Psychological versus Physical Pain Descriptors in Patients with Tailbone Pain

American Journal of Physical Medicine and Rehabilitation

2010 April; 89 (4): S32-3.

Patrick M. Foye, M.D., Evish Kamrava, M.D., Renee Enriquez, M.D., Sean Sanderson, M.D., Jason Smith, M.D.

Tailbone Pain Center, UMDNJ-New Jersey Medical School, Physical Medicine and Rehabilitation, 90 Bergen Street, DOC-3100, Newark, NJ, United States, 07103. Phone: (973)972-2802. Fax: (973)972-2825. tailbonedoctor.com/.

Abstract

OBJECTIVE:

To assess whether patients with coccyx pain (tailbone pain) tend to rate their pain mainly with affective (psychological) descriptors versus sensory (physical) pain descriptors.

DESIGN:

Retrospective chart review of patients with a chief complaint of coccyx pain, all of whom had completed a Short Form of the McGill Pain Questionnaire (SF-MPQ). The SF-MPQ includes 15 descriptors (4 affective, 11 sensory) which are rated by the patient.

RESULTS:

We reviewed 110 charts of patients with a chief complaint of coccyx pain, all of whom had completed a SF-MPQ. The patients included 72 females and 38 males, with an average age of 43.6 years (range 18-74 years), an average symptom duration of 47.6 months (range 1-413 months). We used the previously published protocol for assigning numerical values to the severity of each pain descriptor as follows: 0 = none, 1 = mild, 2 = moderate or 3 = severe.
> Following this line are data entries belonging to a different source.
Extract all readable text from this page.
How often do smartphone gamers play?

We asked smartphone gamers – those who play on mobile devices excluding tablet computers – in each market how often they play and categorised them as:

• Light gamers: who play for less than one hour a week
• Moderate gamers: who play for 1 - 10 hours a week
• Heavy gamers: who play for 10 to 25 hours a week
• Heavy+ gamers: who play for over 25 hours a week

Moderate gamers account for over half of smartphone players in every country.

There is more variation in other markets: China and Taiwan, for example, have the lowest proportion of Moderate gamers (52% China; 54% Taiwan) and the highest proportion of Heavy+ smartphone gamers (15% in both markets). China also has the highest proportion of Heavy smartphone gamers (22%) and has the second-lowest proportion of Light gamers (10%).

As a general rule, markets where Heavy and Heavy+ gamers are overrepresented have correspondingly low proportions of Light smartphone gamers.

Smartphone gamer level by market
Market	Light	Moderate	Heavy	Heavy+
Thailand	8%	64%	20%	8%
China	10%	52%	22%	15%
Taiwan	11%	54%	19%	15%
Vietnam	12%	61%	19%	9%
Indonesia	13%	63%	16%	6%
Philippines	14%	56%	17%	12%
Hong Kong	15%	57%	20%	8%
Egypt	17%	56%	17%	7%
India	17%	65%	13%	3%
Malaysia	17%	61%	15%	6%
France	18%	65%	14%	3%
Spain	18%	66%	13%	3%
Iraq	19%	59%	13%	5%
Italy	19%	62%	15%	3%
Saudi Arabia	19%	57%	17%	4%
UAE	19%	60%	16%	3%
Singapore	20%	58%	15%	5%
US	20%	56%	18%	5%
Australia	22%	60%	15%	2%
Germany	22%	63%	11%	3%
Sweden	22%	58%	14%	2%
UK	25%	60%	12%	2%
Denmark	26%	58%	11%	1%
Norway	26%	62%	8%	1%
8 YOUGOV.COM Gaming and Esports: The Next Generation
On average, these patients with coccyx pain rated their sensory (physical) pain descriptors as follows: throbbing 1.1, shooting 1.1, stabbing 1.3, sharp 1.5, cramping 0.3, gnawing 0.7, hot burning 0.8, aching 1.8, heavy 0.5, tender 1.6, splinting 0.5. On average, these patients rated their affective (psychological) pain descriptors as follows: tiring/exhausting 1.1, sickening 0.5, fearful 0.4, punishing/cruel 0.7. On average, the patients rated their sensory (physical) pain descriptors with an intensity of 1.0 and rated their affective (psychological) pain descriptors with an intensity of 0.7. Thus, on average, the physical pain descriptors were rated 43% higher than the psychological pain descriptors [i.e., (1.0-0.7) 0.7 = 43%].

CONCLUSIONS:

On average, in this population of 110 patients with coccyx pain, the patients rated the intensity of their pain descriptors such that their physical pain descriptors were rated 43% higher than their psychological pain descriptors. To our knowledge, this is the largest study of coccydynia patients to have analyzed the patients' physical versus psychological pain descriptors. The results imply that coccyx pain is primarily due to physical pathology, rather than just a manifestation of underlying psychological pathology.